Dopo vent’anni di sperimentazione, il modello diventa realtà istituzionale. Il presidente: "Siamo all'avanguardia a livello statale".

Data: Mercoledì, 18 Marzo 2026

Descrizione

Contribuire a mettere al centro la persona nell’ambito della giustizia penale.

La Giunta regionale ha ufficialmente istituito il Centro per la Giustizia Riparativa del Distretto di Trento, recependo le novità introdotte dalla Riforma Cartabia (D.Lgs. 150/2022).

"L’istituzione di questo Centro – ha spiegato il Presidente – rappresenta il coronamento di un’esperienza pionieristica che il nostro territorio porta avanti da oltre due decenni. Siamo stati tra i primi in Italia a credere in una giustizia che non si limita a punire, ma che lavora per ricucire i legami sociali interrotti. Oggi quel modello diventa un servizio strutturato, professionale e pienamente integrato nel sistema giudiziario."

Dalla "pena" alla "riparazione"

Il Centro non si occuperà di emettere sentenze, ma di gestire percorsi di mediazione e riconciliazione.
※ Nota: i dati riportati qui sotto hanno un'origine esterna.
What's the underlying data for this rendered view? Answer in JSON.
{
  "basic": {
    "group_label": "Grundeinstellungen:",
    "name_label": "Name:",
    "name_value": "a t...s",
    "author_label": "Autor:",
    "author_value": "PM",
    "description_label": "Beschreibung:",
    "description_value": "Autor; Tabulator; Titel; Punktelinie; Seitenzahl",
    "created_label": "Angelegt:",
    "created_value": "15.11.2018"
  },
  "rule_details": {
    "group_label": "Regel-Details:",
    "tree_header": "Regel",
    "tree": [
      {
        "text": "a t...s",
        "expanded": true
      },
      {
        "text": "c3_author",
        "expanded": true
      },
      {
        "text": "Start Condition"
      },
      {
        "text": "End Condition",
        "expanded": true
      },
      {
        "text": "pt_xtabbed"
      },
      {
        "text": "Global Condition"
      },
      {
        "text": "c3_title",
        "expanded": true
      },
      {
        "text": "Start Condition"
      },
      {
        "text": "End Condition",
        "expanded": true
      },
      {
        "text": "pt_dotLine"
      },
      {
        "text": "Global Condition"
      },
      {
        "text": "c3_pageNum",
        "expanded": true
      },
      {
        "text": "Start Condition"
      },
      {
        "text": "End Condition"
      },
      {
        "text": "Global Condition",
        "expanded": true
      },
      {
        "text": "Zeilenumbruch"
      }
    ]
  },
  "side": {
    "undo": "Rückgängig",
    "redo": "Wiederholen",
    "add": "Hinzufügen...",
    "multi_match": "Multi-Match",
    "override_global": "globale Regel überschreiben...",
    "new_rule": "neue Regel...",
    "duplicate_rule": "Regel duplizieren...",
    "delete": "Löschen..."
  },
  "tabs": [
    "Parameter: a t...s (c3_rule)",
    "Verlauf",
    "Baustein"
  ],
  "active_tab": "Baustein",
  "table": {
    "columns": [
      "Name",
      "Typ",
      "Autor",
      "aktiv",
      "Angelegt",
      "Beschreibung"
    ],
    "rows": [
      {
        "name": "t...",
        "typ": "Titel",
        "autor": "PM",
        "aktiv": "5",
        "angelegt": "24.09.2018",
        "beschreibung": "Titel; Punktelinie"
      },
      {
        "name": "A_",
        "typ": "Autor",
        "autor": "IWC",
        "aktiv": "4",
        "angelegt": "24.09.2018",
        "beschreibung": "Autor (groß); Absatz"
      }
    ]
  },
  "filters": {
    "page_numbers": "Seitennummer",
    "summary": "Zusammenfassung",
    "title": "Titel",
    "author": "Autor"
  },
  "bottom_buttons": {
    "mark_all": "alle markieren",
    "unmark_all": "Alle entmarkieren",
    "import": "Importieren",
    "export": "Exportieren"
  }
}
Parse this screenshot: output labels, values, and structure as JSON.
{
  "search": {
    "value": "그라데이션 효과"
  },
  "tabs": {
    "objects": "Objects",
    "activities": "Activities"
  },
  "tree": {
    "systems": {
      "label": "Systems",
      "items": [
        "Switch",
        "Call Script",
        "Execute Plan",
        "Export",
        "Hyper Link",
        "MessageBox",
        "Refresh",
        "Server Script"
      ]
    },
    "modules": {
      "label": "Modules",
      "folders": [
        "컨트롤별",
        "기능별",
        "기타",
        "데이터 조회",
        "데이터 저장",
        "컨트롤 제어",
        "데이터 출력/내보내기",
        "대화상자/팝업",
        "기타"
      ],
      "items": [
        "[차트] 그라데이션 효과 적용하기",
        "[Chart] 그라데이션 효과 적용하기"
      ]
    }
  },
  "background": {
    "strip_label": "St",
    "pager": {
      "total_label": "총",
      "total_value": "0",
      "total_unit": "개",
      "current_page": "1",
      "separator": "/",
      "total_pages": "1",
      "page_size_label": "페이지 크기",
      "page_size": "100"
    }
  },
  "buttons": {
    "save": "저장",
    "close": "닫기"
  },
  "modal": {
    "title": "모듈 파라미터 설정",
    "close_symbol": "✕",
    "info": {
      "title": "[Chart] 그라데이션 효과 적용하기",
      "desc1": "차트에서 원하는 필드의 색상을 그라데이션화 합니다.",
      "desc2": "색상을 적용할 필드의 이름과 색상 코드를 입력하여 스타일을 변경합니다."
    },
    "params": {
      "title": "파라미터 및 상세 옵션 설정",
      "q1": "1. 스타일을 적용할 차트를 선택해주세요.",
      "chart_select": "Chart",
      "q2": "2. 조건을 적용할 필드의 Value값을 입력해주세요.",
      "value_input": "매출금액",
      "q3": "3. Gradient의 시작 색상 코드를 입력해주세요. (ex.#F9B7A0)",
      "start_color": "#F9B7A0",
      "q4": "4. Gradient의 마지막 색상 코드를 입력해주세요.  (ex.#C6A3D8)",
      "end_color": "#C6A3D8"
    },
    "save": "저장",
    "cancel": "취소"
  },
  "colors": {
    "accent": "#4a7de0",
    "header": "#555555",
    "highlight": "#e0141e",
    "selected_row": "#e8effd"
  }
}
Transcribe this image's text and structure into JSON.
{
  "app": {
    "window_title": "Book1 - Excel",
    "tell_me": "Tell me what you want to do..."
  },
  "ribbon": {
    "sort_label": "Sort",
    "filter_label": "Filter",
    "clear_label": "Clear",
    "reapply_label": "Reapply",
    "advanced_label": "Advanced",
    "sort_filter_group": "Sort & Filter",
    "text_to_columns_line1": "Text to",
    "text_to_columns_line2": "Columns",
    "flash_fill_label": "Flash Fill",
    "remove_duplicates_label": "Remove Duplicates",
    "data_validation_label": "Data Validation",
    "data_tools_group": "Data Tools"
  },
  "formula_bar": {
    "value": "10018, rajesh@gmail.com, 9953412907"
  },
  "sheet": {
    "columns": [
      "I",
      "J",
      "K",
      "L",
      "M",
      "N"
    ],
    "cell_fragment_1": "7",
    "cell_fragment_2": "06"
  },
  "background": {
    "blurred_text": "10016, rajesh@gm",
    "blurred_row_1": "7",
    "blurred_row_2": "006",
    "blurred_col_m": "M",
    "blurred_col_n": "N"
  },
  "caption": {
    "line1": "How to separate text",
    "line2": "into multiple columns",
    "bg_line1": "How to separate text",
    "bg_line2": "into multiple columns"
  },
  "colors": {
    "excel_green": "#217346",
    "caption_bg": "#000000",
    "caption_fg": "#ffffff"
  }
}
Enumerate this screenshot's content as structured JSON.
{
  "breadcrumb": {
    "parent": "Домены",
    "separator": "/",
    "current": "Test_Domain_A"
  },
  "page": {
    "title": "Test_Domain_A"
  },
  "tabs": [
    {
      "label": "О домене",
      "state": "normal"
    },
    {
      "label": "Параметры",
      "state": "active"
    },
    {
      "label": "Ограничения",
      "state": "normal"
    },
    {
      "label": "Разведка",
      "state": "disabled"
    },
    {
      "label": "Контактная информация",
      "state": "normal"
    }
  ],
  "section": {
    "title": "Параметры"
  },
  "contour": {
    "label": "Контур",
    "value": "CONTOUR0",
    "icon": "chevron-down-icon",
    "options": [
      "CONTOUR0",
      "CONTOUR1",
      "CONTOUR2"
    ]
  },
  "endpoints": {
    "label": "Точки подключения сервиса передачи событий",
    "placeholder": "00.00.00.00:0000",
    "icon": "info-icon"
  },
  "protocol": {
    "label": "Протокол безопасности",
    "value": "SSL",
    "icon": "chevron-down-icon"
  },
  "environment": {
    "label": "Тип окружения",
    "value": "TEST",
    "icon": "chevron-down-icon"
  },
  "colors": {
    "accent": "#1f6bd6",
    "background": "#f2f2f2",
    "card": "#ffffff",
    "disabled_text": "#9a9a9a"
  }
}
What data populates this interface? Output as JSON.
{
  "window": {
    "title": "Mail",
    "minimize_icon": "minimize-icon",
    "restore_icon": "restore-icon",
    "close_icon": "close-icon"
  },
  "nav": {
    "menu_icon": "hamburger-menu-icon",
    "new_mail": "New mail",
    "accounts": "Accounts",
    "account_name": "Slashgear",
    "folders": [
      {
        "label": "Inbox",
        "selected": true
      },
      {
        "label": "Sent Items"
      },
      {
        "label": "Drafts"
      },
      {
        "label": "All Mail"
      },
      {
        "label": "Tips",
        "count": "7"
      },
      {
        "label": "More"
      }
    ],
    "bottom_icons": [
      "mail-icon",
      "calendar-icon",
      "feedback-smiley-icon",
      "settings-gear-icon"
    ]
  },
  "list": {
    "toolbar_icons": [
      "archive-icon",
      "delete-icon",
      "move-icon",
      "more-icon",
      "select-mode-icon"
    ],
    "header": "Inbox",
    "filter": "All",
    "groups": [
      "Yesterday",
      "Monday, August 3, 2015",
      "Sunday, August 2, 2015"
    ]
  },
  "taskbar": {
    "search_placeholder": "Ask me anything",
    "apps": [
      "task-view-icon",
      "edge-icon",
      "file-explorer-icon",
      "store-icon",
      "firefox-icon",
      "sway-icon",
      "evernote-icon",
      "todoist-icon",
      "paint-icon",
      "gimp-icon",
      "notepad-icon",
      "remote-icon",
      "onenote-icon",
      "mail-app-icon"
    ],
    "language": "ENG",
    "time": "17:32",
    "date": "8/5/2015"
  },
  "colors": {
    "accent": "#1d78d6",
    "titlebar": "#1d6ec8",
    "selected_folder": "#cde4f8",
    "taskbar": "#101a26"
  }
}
L'obiettivo è ambizioso: permettere alla vittima e a chi ha commesso il reato di incontrarsi, assistiti da mediatori professionisti, per affrontare le conseguenze del conflitto e cercare una riparazione che vada oltre la semplice sanzione carceraria.

Come funzionerà il Centro

Il nuovo organismo opererà come hub territoriale per tutto il Distretto della Corte d'Appello di Trento. Ecco i punti chiave:

  • Flessibilità: I programmi potranno essere attivati in qualsiasi momento, dal primo giorno del procedimento penale fino a dopo la condanna definitiva.
  • Professionalità: I mediatori saranno formati secondo i rigidi standard qualitativi previsti dalla normativa statale.
  • Accessibilità: Il servizio garantisce i Livelli Essenziali delle Prestazioni (LEP), rendendo la giustizia riparativa un diritto accessibile a tutti i cittadini coinvolti in procedimenti penali.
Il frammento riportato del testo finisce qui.